Era uma vez… um canal, no sertão

Ou seja, pelo menos por mais algumas eleições, podemos prever qual será a principal proposta do candidato governista e de oposição. Triste cenário para o quase sempre seco e carente sertão alagoano
Era o ano de 1992. Alagoas ainda passava pelas mãos do único mandato de Geraldo Bulhões no governo do estado. Collor passava pelo seu inferno presidencial, sendo cassado pelo congresso. A capital Maceió surpreendia, elegendo o “lanterninha” Ronaldo Lessa prefeito. Nesse cenário político conturbado, nebuloso, surgia um dos mais polêmicos e controversos projetos já lançados por essas bandas: o canal do sertão alagoano.

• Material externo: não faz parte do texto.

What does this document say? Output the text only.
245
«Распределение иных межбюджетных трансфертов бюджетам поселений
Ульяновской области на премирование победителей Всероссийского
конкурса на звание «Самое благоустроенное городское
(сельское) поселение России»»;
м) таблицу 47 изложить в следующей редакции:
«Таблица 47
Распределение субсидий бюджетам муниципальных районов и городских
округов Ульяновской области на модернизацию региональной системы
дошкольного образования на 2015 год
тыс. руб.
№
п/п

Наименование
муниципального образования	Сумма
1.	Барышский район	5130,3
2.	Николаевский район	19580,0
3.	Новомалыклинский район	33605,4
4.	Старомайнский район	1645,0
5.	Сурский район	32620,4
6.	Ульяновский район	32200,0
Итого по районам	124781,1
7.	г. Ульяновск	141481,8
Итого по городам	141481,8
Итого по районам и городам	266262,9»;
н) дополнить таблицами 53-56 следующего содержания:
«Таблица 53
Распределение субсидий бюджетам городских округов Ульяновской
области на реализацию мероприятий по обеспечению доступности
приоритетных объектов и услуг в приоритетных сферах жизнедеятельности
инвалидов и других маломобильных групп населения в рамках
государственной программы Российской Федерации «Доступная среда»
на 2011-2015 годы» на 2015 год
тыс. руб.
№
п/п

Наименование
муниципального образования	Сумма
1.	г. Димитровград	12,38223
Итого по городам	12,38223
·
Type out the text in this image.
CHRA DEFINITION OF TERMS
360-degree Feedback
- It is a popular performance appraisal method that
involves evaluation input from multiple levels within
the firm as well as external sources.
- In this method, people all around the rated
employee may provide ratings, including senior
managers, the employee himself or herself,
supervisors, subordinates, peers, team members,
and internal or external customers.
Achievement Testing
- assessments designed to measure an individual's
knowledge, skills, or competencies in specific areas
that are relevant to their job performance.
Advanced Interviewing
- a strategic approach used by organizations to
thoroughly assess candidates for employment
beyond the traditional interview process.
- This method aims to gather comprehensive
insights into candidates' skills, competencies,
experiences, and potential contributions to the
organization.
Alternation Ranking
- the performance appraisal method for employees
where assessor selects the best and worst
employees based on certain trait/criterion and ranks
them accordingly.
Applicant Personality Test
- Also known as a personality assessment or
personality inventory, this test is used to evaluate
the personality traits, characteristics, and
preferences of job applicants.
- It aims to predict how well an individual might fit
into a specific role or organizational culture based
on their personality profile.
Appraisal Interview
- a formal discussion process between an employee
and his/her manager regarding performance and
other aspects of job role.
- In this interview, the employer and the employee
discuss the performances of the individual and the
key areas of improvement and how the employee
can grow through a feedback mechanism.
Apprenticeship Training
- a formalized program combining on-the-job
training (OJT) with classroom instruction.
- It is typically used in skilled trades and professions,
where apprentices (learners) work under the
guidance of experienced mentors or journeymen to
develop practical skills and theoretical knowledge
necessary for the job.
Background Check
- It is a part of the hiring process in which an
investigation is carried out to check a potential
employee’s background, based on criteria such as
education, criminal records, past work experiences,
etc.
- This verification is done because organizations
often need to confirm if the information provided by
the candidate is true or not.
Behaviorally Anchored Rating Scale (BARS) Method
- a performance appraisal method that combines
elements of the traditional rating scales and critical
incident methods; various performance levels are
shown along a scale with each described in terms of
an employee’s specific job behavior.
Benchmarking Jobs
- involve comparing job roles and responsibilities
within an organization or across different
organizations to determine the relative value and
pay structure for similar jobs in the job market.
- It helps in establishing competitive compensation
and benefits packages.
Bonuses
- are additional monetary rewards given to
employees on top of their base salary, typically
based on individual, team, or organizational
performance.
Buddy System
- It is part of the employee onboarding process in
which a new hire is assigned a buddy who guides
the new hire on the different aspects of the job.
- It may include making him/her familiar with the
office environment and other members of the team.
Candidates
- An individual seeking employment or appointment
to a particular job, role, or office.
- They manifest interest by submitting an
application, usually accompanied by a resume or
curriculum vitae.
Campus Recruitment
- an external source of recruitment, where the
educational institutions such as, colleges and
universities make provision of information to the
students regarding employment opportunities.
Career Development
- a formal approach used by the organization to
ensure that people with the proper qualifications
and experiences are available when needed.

Concebido como uma solução definitiva para o crônico problema de falta de água no agreste e sertão do estado, o projeto surgia como mais uma esperança de prosperidade na escassez do ecossistema dessa região, representando principalmente acesso à agricultura irrigada, em áreas onde as chuvas são raras, quando não inexistentes.
O projeto técnico era ambicioso: 250 km de canal, de Delmiro Gouveia até o povoado de Folha Miúda, já em Arapiraca. Bombas de sucção, estações elevatórias, complexos de distribuição e melhorias estruturais eram alguns dos ítens previstos. Claro, desde o começo, tudo financiado pelo governo federal, com uma pequena contrapartida (10%) do governo do estado. O orçamento, já corrigido algumas vezes (sempre pra cima, ressalte-se), já encontra-se atualmente na casa dos 531 milhões de reais, dados oficiais do Ministério da Integração Nacional.
Mas aí, passou o tempo… Bulhões terminou seu mandato, cinco outros governadores passaram pelo Palácio dos Martírios – depois substituído pelo Palácio de vidro – e o projeto técnico, idealizado e iniciado há longos 20 anos, permanece em fase de implantação, longe de fornecer as primeiras gotas de água ao agricultor do agreste e sertão de Alagoas.
Passaram-se os anos, e a execução do projeto ainda está, segundo dados do mesmo ministério, na primeira etapa. Pior, não há previsão para início da segunda etapa, tampouco para o fim da primeira. Acontece no canal do sertão aquele velho vício que vemos sempre quando é o dinheiro público que financia: a burocracia emperrante, a politização da imagem.
Aliás, nesse último aspecto, o governo atual tem sido dos mais efusivos. Utilizando-se da mesma regra que o reelegeu governador do estado em 2010, Teotonio Vilela (PSDB) não tem poupado propaganda quando o assunto é canal do sertão. Utilizando sempre a mão alheia – ou seja, recursos do governo federal – Vilela deu ampla publicidade a instalação das bombas de sucção e a construção dos primeiros 45 km da obra. Ora, se as informações divulgadas pela propaganda oficial estão corretas, em outros 16 anos nada se fez em todo o projeto.
O fato é que nos últimos 10 anos, todos os gestores, no exercício do mandato, utilizaram o canal do sertão como propaganda eleitoral. Num estado onde 50% do eleitorado é analfabeto funcional, é devastador o efeito de uma propaganda mostrando o milagre da água na torneira do sertanejo. Cientes disso, os marqueteiros tomaram conta da agenda política, transformando cada vez mais a conclusão desse projeto em proposta para as proximas eleições.
Ou seja, pelo menos por mais algumas eleições, podemos prever qual será a principal proposta do candidato governista e de oposição. Triste cenário para o quase sempre seco e carente sertão alagoano.
Em tempo: Há uma semana, esteve visitando as eternas obras do canal do sertão o atual ministro da Integração Nacional, Fernando Bezerra. Ele é do PSB, partido da base do governador. As visitas ao canal do sertão ocorrem sempre em… ano eleitoral.